Après cette étude sur les entreprises franches, la deuxième phase de l’enquête s’intéressera cette fois aux entreprises locales, pour voir si les investissements directs étrangers (IDE) ont eu des effets sur ces firmes locales, notamment des transferts de technologie. Elle sera menée en septembre et octobre 2010, et donnera lieu elle aussi à un atelier de présentation des résultats, dont la date sera dévoilée ultérieurement.
« Une grande partie de notre travail a été de comparer Madagascar à d’autres pays d’Afrique ou d’Asie, notamment le Bangladesh, le Cambodge ou le Kenya », explique M. Fukunishi. Pour le chercheur, le secteur textile, même s’il est sujet à des critiques, reste une branche très importante de l’économie, qui peut porter le développement et réduire la pauvreté. « La plupart des pays d’Asie, notamment la Chine, l’Inde ou la Corée, on réussi à décoller en se basant sur l’exportation de leur production industrielle de textile », rappelle-t-il. Mais les chercheurs ont constaté que ce schéma opère beaucoup moins pour les pays africains, et veulent comprendre pourquoi. Et comprendre aussi les différences qui font que malgré cette tendance générale, Madagascar ne s’en sort pas si mal. Ses performances textiles sont d’ailleurs meilleures que celles de certains pays asiatiques comme le Bangladesh. Au niveau africain, Madagascar se classe au deuxième rang, derrière le Kenya.

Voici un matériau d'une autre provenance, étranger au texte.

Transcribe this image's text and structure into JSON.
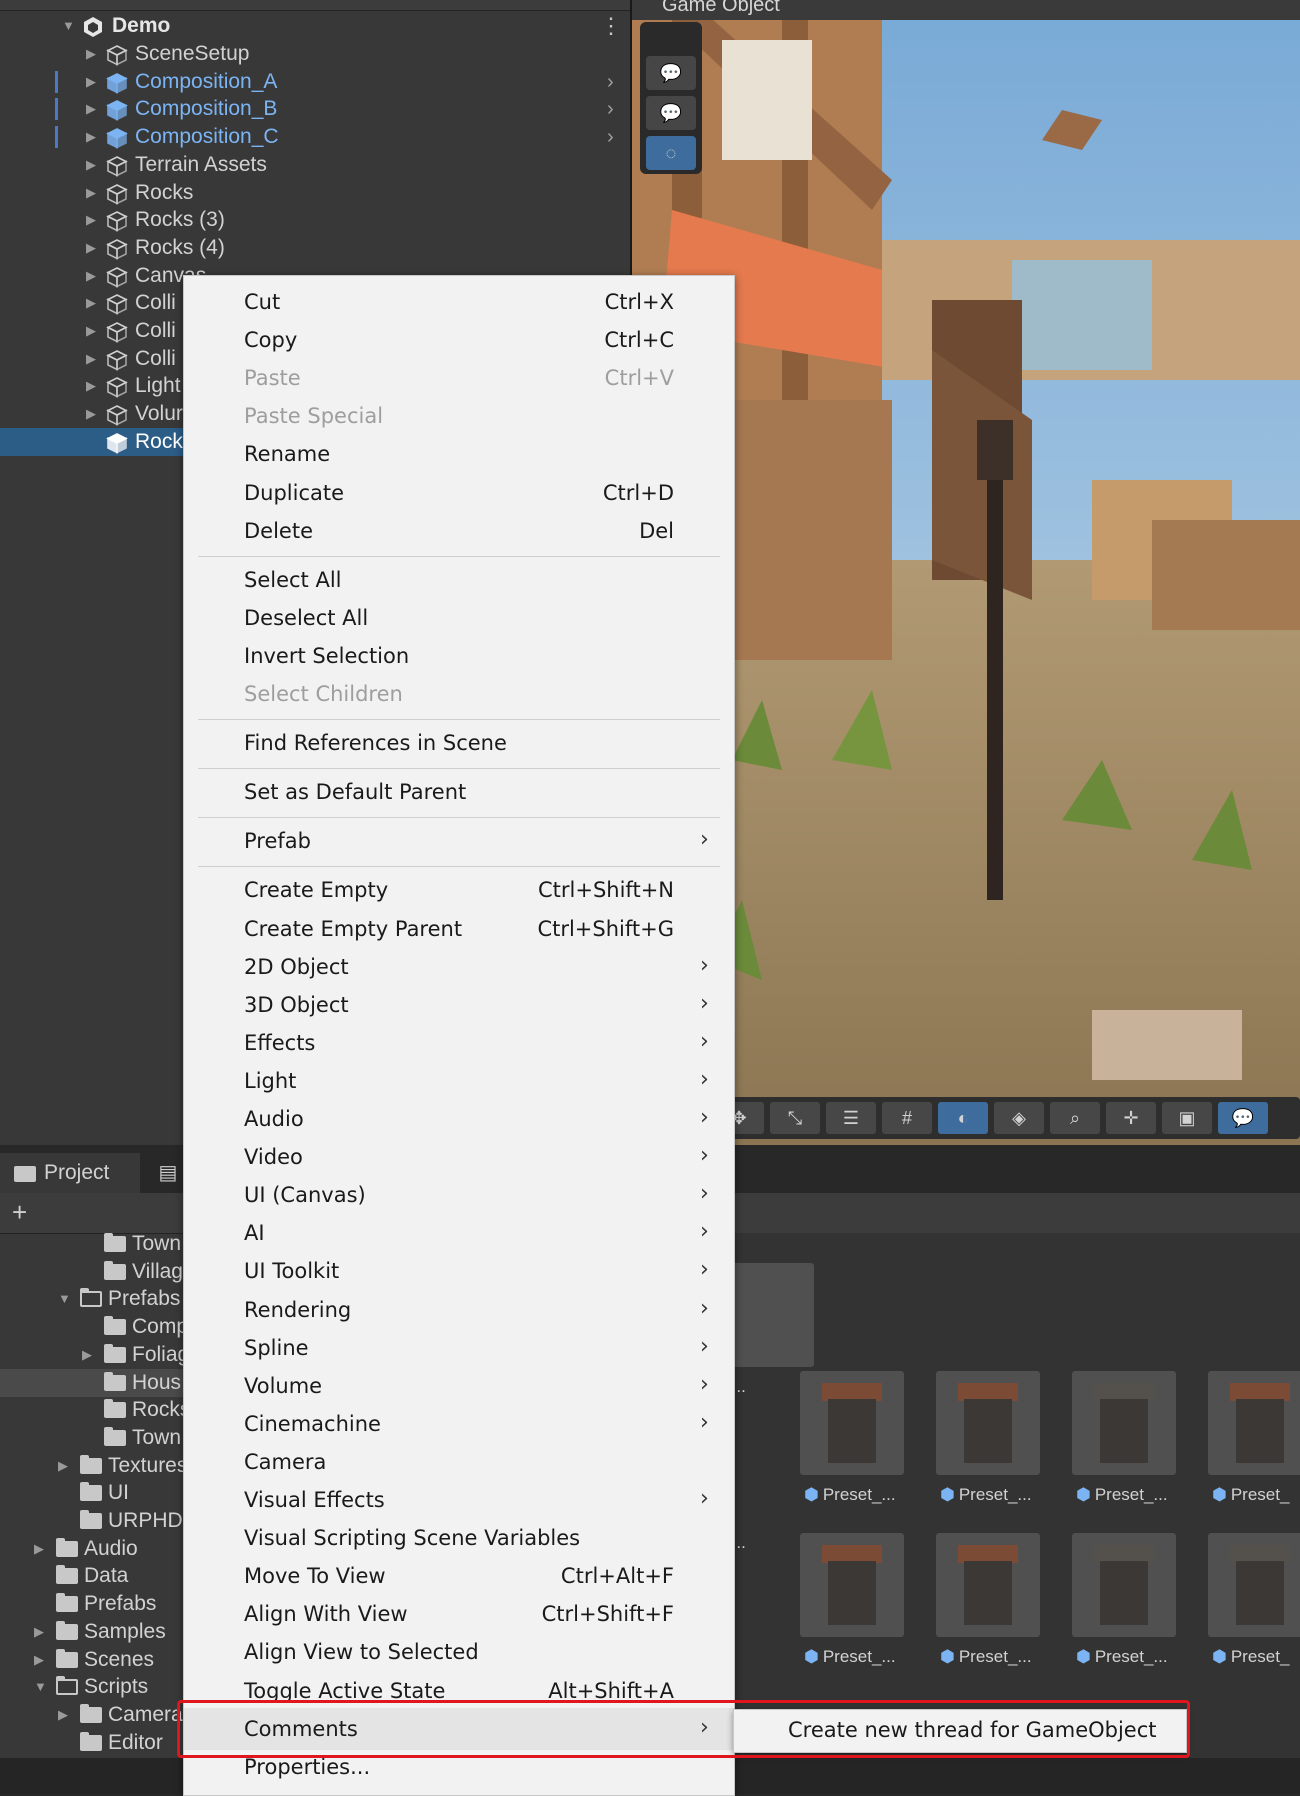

Conséquences de l’éviction de l’AGOA
« À mes yeux, le principal problème de l’industrie textile malgache est l’éviction du pays de l’Agoa », a expliqué M. Fukunishi lors du point de presse que M. Ramiarison et lui ont donné lundi 30 août 2010 au Motel Anosy. Le 23 décembre 2009 en effet, pour de pas avoir respecté les accords de Maputo (août 2009) et d’Addis-Abeba (novembre 2009), la Grande Ile a été exclue de l’African Growth and Opportunity Act, qui lui garantissait depuis 2000 un accès préférentiel au marché américain. Pour Takahiro Fukunishi, les conséquences de cet évènement doivent être mesurées précisément. « Il s’agit de savoir exactement combien de firmes ont fermées, combien d’emplois ont été perdus, mais aussi combien ont pu être sauvés et comment ».
En effet, tous les acteurs du secteur n’ont pas été touchés de la même façon par la fin de l’accord préférentiel. Ainsi, Sandrine Duglat, présidente du cluster Text’Ile Mada, expliquait le 4 août dernier en marge d’une conférence de presse à la Chambre de commerce et d’industrie franco-malgache (CCIFM) que la crise avait relativement épargné le groupement de firmes qu’elle préside. « 90% de notre marché est en Europe et 80% en France », avait-elle précisé. Et les perspectives étudiées par le conglomérat concernent plus l’Europe de l’Est et la zone de l’Océan Indien que les États-Unis.
Peut-être est-il aussi bon de rappeler que les crises ne sont pas des nouveautés pour le secteur textile malgache, déjà touché par la crise de 2002 et par la fin de l’accord multifibres en 2005. Mais il a jusque là toujours réussi à se relever.